I have tried to think about how I might boil Foundation down into such a statement, and I've arrived at the conclusion that I can't. Is the book about science? Of course. Is it also about politics, communication, personal responsibility, economics, and education? Also yes. Is it a sci-fi epic dealing with galactic-scale mayhem and an intimate conversation between two close friends? Yes and yes. It probably doesn't help that my own personal feelings for Foundation cannot be easily stated. I love the book, but I don't lightly recommend it. I respect the universe and the mind that created it, but I don't wish there were somehow more. It's complicated in every facet that I look at the issue from, and so it is with the intent to convey a sort of reverence combined with the understanding that we're talking about something huge here that I arrive, finally, at the best version I can manage of a boiled-down summary;

Foundation is about the future.

So what am I talking about? If you're confused because you'd never even heard of Foundation before a few months back when Apple started advertising an adaptation for it on their streaming service, don't worry. I'm sure you're not alone. Foundation is the book-published form of a number of short stories written by Issac Asimov, who is in his own way the father of modern science fiction. Standing on the backs of authors like Wells and Verne, of course, Asimov turned a futurists eye to the society he lived in and took a stab at telling stories he imagined might eventually come to pass. He tried to predict the path of humanity to the stars, and wound up creating a whole slew of speculative science as a result that inspired future writers and scientists alike. Foundation is just a piece of the many, many seminal works he wrote.

And no, I suppose I don't mean that it is literally about the future of earth. This isn't a statistical analysis attempting to predict upcoming events, though the book should probably be required reading for anyone going into statistics. What it is about is the future of humanity. When faced with galactic issues, when looking at things like the end of a civilization, what does humanity do? How does it react? That is Foundation, the story of how the human species might react to a broad array of conflicts.

That story is told through the medium of science, of course. If you've read my musings on the subject, I'll specify for you; Foundation is hard sci-fi. It is, by the ruler I arbitrarily defined in that post, the hardest sci-fi I can imagine. See, the science through which the story of Asimov's humanity is told isn't really a science at all. It's the father of all science.

It's math.

Psychohistory is a fictional branch of mathematics Asimov postulated for his Foundation books, and it is essentially an advanced form of statistics that is capable of predicting the outcomes of events on large populations over extended periods of time with uncanny clarity. This psychohistory is the lens through which Foundation's story is told. I know I just lost some of you right there. Even Steven Hawking, an actual theoretical physicist and mathematician, avoided talking about math in his books as much as Asimov talks about psychohistory in Foundation.

Of course it doesn't seem unapproachable to me. Once you understand that psychohistory enables some foreknowledge of the large scale events of a galactic populace, the stories that unfold concerning that populace are incredibly engaging and thought-provoking.
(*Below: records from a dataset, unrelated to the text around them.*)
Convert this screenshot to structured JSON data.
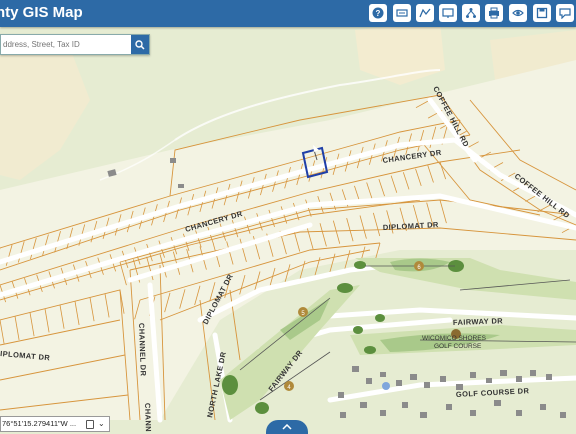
{
  "app": {
    "title": "nty GIS Map"
  },
  "toolbar": {
    "tools": [
      {
        "name": "help-icon"
      },
      {
        "name": "map-tools-icon"
      },
      {
        "name": "measure-icon"
      },
      {
        "name": "identify-icon"
      },
      {
        "name": "network-icon"
      },
      {
        "name": "print-icon"
      },
      {
        "name": "layers-icon"
      },
      {
        "name": "save-icon"
      },
      {
        "name": "comment-icon"
      }
    ]
  },
  "search": {
    "placeholder": "ddress, Street, Tax ID"
  },
  "coordinates": {
    "text": "76°51'15.279411\"W ..."
  },
  "colors": {
    "header": "#2d6aa6",
    "parcel": "#d7953d",
    "ground": "#e6ecd2",
    "golf": "#b9d49a",
    "selection": "#1f3fa8"
  },
  "map": {
    "streets": {
      "chancery_1": "CHANCERY DR",
      "chancery_2": "CHANCERY DR",
      "coffee_hill_1": "COFFEE HILL RD",
      "coffee_hill_2": "COFFEE HILL RD",
      "diplomat_1": "DIPLOMAT DR",
      "diplomat_2": "DIPLOMAT DR",
      "diplomat_3": "IPLOMAT DR",
      "fairway_1": "FAIRWAY DR",
      "fairway_2": "FAIRWAY DR",
      "channel": "CHANNEL DR",
      "channel_2": "CHANNE",
      "north_lake": "NORTH LAKE DR",
      "golf_course": "GOLF COURSE DR"
    },
    "golf_label_1": "WICOMICO SHORES",
    "golf_label_2": "GOLF COURSE",
    "holes": [
      "6",
      "5",
      "4"
    ]
  }
}
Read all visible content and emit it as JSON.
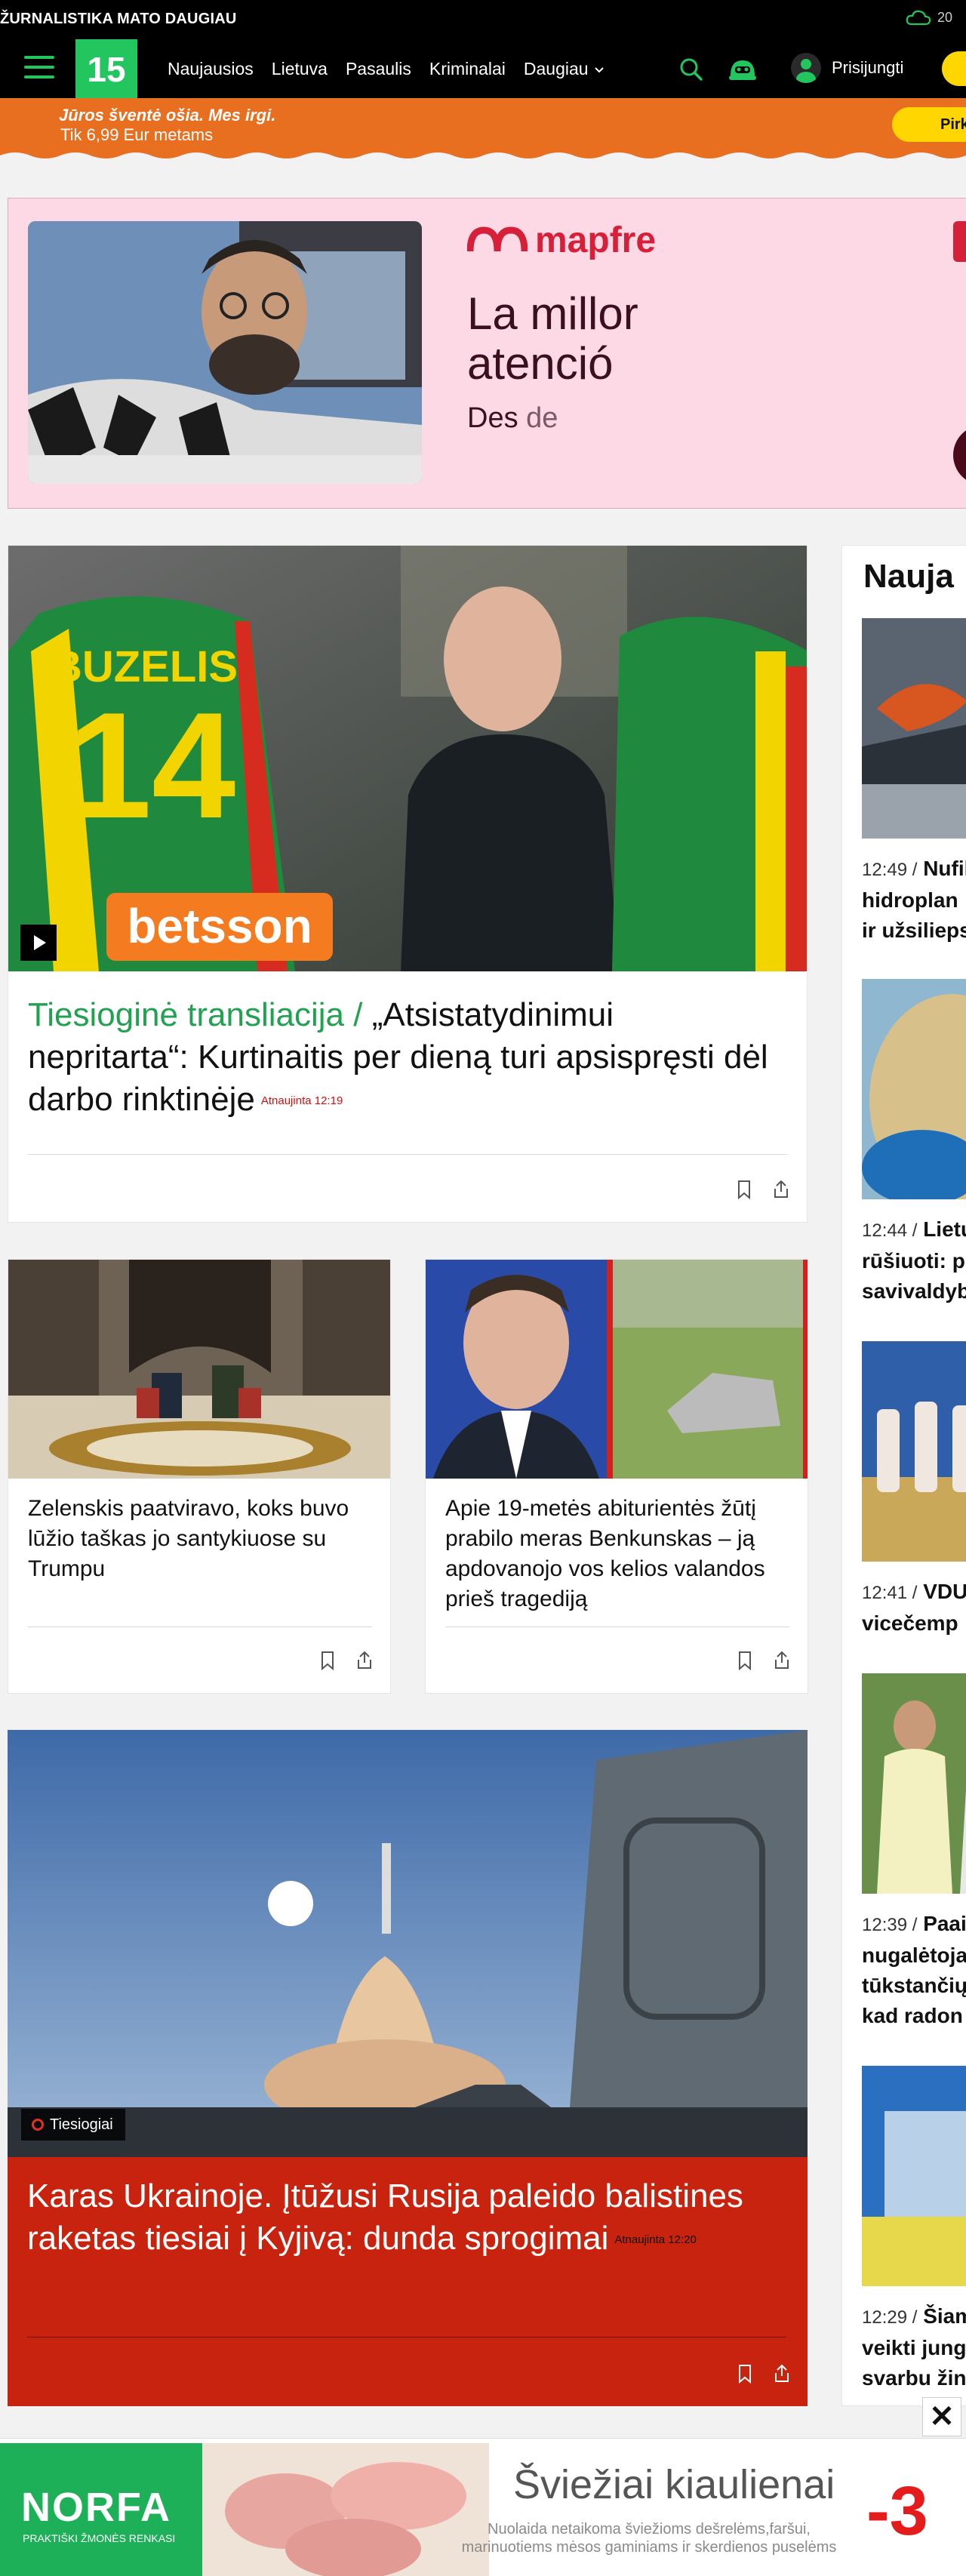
{
  "topbar": {
    "tagline": "ŽURNALISTIKA MATO DAUGIAU",
    "weather_temp": "20"
  },
  "nav": {
    "logo": "15",
    "items": [
      "Naujausios",
      "Lietuva",
      "Pasaulis",
      "Kriminalai",
      "Daugiau"
    ],
    "login": "Prisijungti"
  },
  "promo": {
    "line1": "Jūros šventė ošia. Mes irgi.",
    "line2": "Tik 6,99 Eur metams",
    "cta": "Pirk"
  },
  "ad": {
    "brand": "mapfre",
    "headline_1": "La millor",
    "headline_2": "atenció",
    "desc_1": "Des",
    "desc_2": "de"
  },
  "hero": {
    "live_label": "Tiesioginė transliacija /",
    "title": "„Atsistatydinimui nepritarta“: Kurtinaitis per dieną turi apsispręsti dėl darbo rinktinėje",
    "updated": "Atnaujinta 12:19"
  },
  "sidebar": {
    "title": "Nauja",
    "items": [
      {
        "time": "12:49 /",
        "lines": [
          "Nufil",
          "hidroplan",
          "ir užsilieps"
        ]
      },
      {
        "time": "12:44 /",
        "lines": [
          "Lietu",
          "rūšiuoti: p",
          "savivaldyb"
        ]
      },
      {
        "time": "12:41 /",
        "lines": [
          "VDU",
          "vicečemp"
        ]
      },
      {
        "time": "12:39 /",
        "lines": [
          "Paai",
          "nugalėtoja",
          "tūkstančių",
          "kad radon"
        ]
      },
      {
        "time": "12:29 /",
        "lines": [
          "Šiam",
          "veikti jung",
          "svarbu žin"
        ]
      }
    ]
  },
  "cards": [
    {
      "title": "Zelenskis paatviravo, koks buvo lūžio taškas jo santykiuose su Trumpu"
    },
    {
      "title": "Apie 19-metės abiturientės žūtį prabilo meras Benkunskas – ją apdovanojo vos kelios valandos prieš tragediją"
    }
  ],
  "war": {
    "label": "Tiesiogiai",
    "title": "Karas Ukrainoje. Įtūžusi Rusija paleido balistines raketas tiesiai į Kyjivą: dunda sprogimai",
    "updated": "Atnaujinta 12:20"
  },
  "bottom_ad": {
    "brand": "NORFA",
    "brand_sub": "PRAKTIŠKI ŽMONĖS RENKASI",
    "headline": "Šviežiai kiaulienai",
    "note": "Nuolaida netaikoma šviežioms dešrelėms,faršui, marinuotiems mėsos gaminiams ir skerdienos puselėms",
    "discount": "-3"
  },
  "colors": {
    "brand_green": "#22c55e",
    "live_green": "#22a150",
    "accent_red": "#c8230f",
    "promo_orange": "#e86f1f",
    "cta_yellow": "#ffd600"
  },
  "icons": [
    "menu-icon",
    "search-icon",
    "robot-icon",
    "user-icon",
    "play-icon",
    "bookmark-icon",
    "share-icon",
    "close-icon",
    "cloud-icon",
    "chevron-down-icon"
  ]
}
The way those stories explore the effects of social forecast were remarkably prescient, and might feel a little familiar today. And for all the talk of math, the book isn't nearly as unapproachable as it might seem at first blush. Foundation is one of science fiction's finest works for many reasons, and I feel like at its heart this story about the future is one that everyone should try to understand, if only for what they might learn about themselves through the process.

There are lessons about humanity here that we should internalize. Because if individuals and societies were to internalize them, strife and internal conflict would fall by the wayside. This is what good science fiction is best at, and to me very few things are as good at it as Foundation.

It's almost like you could build something on this thing.